I miss my friends from home dearly and think of them all the time, but along the way, I have been surprised by the people that I stay in touch with more regularly and the people that I don’t. I’ve been surprised by the people that make the effort and those that don’t, even if it’s just a quick email or text message from time to time, I regard each like a big hug and you’ll never know how much it means to me. Everyone has a busy life and we all make time for things or people that are important to us, but being so far away I know it takes even extra effort and extra consciousness to maintain relationships at home. I met Jen, one of my dearest friends, when she came to my bachelorette party 16 years ago. Greg had brought her as his date to our wedding so it made sense to include her with the rest of the party. The rest is history. They now have two busy boys with the standard crazy schedule of hockey, soccor, piano, etc, etc. Even though I know we will always be friends, I never expected that she would find the capacity to stay in touch quite so well. We FaceTime once every couple of months and text fairly often and while I know she can’t understand my experiences any better or differently than anyone else, I am comforted by the fact that she tries.

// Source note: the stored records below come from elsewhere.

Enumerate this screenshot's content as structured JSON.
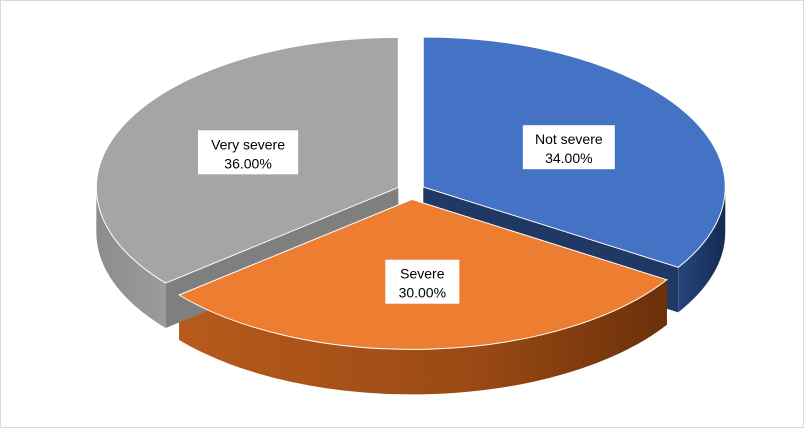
{
  "chart_data": {
    "type": "pie",
    "title": "",
    "style": "3d-exploded",
    "slices": [
      {
        "name": "Not severe",
        "value": 34.0,
        "label": "34.00%",
        "color": "#4472c4",
        "side_color": "#1f3864"
      },
      {
        "name": "Severe",
        "value": 30.0,
        "label": "30.00%",
        "color": "#ed7d31",
        "side_color": "#843c0c"
      },
      {
        "name": "Very severe",
        "value": 36.0,
        "label": "36.00%",
        "color": "#a5a5a5",
        "side_color": "#7f7f7f"
      }
    ],
    "legend": "none"
  }
}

When the last leftovers had been consumed and the last bottle of Sangiovese was empty, it was time to go. I reflected on my time in Tuscany with a genuine sense of satisfaction and content. I couldn’t truly expect to answer any of my self-involved questions. I don’t know if they could see the butterfly emerging from its cocoon or even if they had, if they would know what they were seeing in the first place. I had a wonderful time recounting the past and laughing until our bellies hurt even while I was becoming more aware that perhaps it won’t be so easy to just go home. For as much as I want to return one day, I’m not sure I will fit in anymore or where my place will be. My metamorphosis is still not complete just like everyone else experiences changes of their own as well. Sometimes life takes us down a strange road and we just have to go along for the ride to see where we end up.
Sending a huge thank you to the MacLeans for inviting me, welcoming me, and making me feel at home. I’m lucky to have friends and family like you!
Rhys, you have touched my heart. We truly enjoyed our time spent together. Families are made in many different ways. You will always be a very important part of ours.